Mort d'Adama Traoré : les circonstances de l'interpellation se précisent, pas les causes du décès
Comment Adama Traoré est-il mort ? Les circonstances de l'interpellation du jeune homme de 24 ans par trois gendarmes, le 19 juillet dans le Val-d'Oise, se sont précisées mardi. Mais les causes de son décès restent toujours inconnues.
> Maintenu sous "le poids" de trois gendarmes
Lors de son arrestation, Adama Traoré a été maintenu au sol sous "le poids des corps" de trois gendarmes, a dit mardi à l'AFP une source proche de l'enquête, citant les déclarations de l'un des militaires. "Nous avons employé la force strictement nécessaire pour le maîtriser, mais il a pris le poids de notre corps à tous", a affirmé ce gendarme aux enquêteurs, précisant "qu'aucun coup" n'avait été porté.
Adama Traoré, dont la mort qualifiée de "bavure" par ses proches a entraîné plusieurs nuits de violences dans la petite ville de Beaumont-sur-Oise et dans les communes voisines, a été interpellé lors d'une opération qui visait son frère Bagui, suspecté d'extorsion de fonds.
Vers 17H15, en ce jour de canicule, les gendarmes effectuent un contrôle d'identité sur Adama Traoré, qui se trouve dans son quartier avec son frère et la petite amie de ce dernier. "Quand il a vu qu'on voulait l'interpeller, il a posé son vélo et est parti en courant", a relaté l'un des gendarmes.

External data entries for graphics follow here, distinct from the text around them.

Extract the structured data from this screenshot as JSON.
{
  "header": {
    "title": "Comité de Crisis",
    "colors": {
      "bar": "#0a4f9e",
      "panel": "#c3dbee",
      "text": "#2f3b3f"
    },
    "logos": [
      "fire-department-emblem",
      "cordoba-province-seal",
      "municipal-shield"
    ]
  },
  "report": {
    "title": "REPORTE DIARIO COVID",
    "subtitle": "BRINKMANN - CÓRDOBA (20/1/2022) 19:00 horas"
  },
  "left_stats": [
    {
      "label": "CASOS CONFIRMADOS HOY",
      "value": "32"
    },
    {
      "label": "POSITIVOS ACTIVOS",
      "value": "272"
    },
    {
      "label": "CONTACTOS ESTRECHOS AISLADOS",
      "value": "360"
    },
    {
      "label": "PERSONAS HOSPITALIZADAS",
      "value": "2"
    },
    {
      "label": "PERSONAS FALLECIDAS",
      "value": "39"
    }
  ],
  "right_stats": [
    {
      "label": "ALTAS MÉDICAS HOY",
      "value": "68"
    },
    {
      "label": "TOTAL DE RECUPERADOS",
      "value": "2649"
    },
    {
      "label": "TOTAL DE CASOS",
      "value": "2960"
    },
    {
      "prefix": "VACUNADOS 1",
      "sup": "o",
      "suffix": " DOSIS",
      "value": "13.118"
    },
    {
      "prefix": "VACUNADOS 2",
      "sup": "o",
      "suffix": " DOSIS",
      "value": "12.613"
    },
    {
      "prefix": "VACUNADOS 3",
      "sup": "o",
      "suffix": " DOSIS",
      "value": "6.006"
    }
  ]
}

Rattrapé, il parvient à s'échapper et se réfugie dans un appartement. Une demi-heure plus tard environ, les gendarmes y pénètrent et "distinguent une forme humaine par terre, comme cachée dans un drap".

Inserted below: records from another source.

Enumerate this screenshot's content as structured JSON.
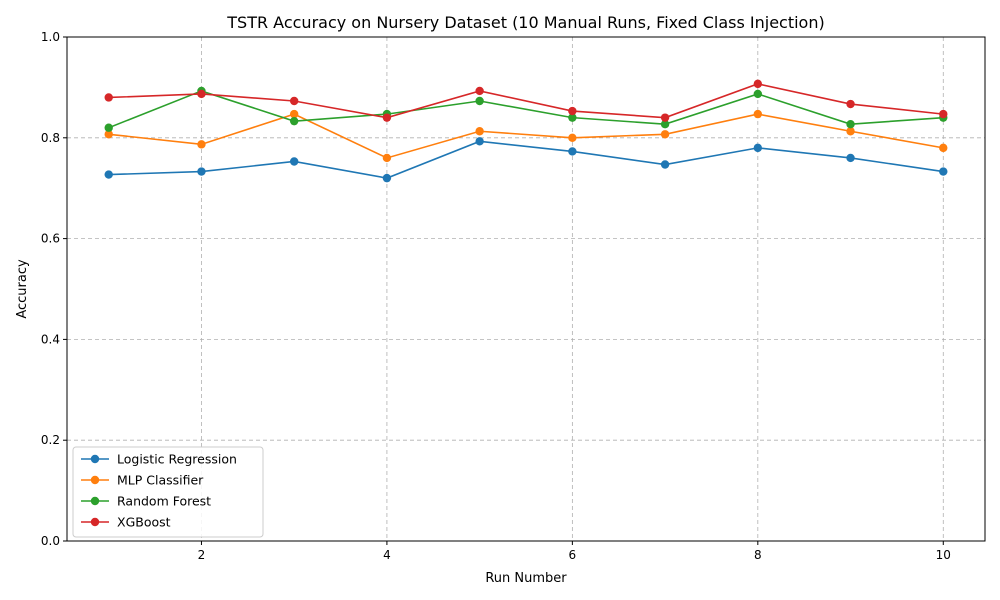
{
  "chart_data": {
    "type": "line",
    "title": "TSTR Accuracy on Nursery Dataset (10 Manual Runs, Fixed Class Injection)",
    "xlabel": "Run Number",
    "ylabel": "Accuracy",
    "x": [
      1,
      2,
      3,
      4,
      5,
      6,
      7,
      8,
      9,
      10
    ],
    "xlim": [
      0.55,
      10.45
    ],
    "ylim": [
      0.0,
      1.0
    ],
    "xticks": [
      2,
      4,
      6,
      8,
      10
    ],
    "xtick_labels": [
      "2",
      "4",
      "6",
      "8",
      "10"
    ],
    "yticks": [
      0.0,
      0.2,
      0.4,
      0.6,
      0.8,
      1.0
    ],
    "ytick_labels": [
      "0.0",
      "0.2",
      "0.4",
      "0.6",
      "0.8",
      "1.0"
    ],
    "grid": true,
    "legend_position": "lower-left",
    "series": [
      {
        "name": "Logistic Regression",
        "color": "#1f77b4",
        "values": [
          0.727,
          0.733,
          0.753,
          0.72,
          0.793,
          0.773,
          0.747,
          0.78,
          0.76,
          0.733
        ]
      },
      {
        "name": "MLP Classifier",
        "color": "#ff7f0e",
        "values": [
          0.807,
          0.787,
          0.847,
          0.76,
          0.813,
          0.8,
          0.807,
          0.847,
          0.813,
          0.78
        ]
      },
      {
        "name": "Random Forest",
        "color": "#2ca02c",
        "values": [
          0.82,
          0.893,
          0.833,
          0.847,
          0.873,
          0.84,
          0.827,
          0.887,
          0.827,
          0.84
        ]
      },
      {
        "name": "XGBoost",
        "color": "#d62728",
        "values": [
          0.88,
          0.887,
          0.873,
          0.84,
          0.893,
          0.853,
          0.84,
          0.907,
          0.867,
          0.847
        ]
      }
    ]
  }
}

Après son arrestation, le jeune homme leur dit avoir des "difficultés à respirer". Il perd connaissance lors de son transport vers la brigade de la ville voisine de Persan. Au moment de le sortir du véhicule, les gendarmes le mettent en position latérale de sécurité et appellent les secours, qui constateront le décès à 19H05.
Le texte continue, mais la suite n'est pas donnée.